Es curioso por naturaleza, pero por una vez, él ha sido quien se ha expuesto a la mirada de los demás. Es el objeto sometido al examen de la gente, que lo escruta y contempla, suscitando toda clase de reacciones.
Aunque transmita la sensación de ser persona tímida, dentro de él se agita un volcán. En su interior, rebullen las ideas. Y las suelta a espasmos, así como el cráter escupe la lava ardiente y deja un reguero viscoso incandescente a su paso. Chisporrotea su mente.

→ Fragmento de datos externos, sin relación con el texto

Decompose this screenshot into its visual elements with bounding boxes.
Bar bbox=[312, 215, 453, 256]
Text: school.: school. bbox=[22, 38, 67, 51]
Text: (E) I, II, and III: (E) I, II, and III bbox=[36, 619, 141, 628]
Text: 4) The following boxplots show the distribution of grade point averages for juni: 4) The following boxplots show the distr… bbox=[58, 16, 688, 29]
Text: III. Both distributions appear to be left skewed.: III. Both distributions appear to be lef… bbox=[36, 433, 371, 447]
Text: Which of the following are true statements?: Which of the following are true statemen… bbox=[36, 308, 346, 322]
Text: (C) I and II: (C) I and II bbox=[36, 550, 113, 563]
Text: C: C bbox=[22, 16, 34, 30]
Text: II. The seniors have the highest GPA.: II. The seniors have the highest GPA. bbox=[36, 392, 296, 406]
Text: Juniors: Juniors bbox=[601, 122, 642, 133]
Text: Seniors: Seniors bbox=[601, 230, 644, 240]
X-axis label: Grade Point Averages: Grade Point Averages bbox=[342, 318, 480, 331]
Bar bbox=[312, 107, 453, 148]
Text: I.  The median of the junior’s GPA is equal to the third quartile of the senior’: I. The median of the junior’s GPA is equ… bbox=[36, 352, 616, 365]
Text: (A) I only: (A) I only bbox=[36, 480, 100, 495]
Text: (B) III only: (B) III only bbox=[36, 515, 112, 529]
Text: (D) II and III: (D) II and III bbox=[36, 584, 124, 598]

No importa, no se va a quemar; le gusta jugar con fuego. Pero él sabe domesticarlo. También sabe domeñar la madera y moldear la arcilla y otros materiales aparentemente inhabitables. Con todos ellos se comunica y, en ese proceso (alguno diría alquimia), lo mismo extrae caretas deformes de seres imaginarios que tinajas y copas fragmentadas.
Escribe y dibuja en tablas y tarimas. En su casa de campo, peldaños y barandas cobijan trozos de literatura. Los ha grabado utilizando buriles, una dremel y una fresa de madera, con hermosa caligrafía.
Cualquier superficie le sirve de pizarra en su refugio del Toro, en Cuesta Blanca. Aquí gobierna el arte y la vista se recrea a través de amplios y altos ventanales. Es un transeúnte que sube y baja como si tuviera a mano la escalera de Jacob. En este espacio, donde un barril de amontillado invita al encierro, Rafa pone en práctica aquello de lo que hablan los versos de su amigo, Falico Álvarez Merlo: “Serena la amistad conmigo mismo”.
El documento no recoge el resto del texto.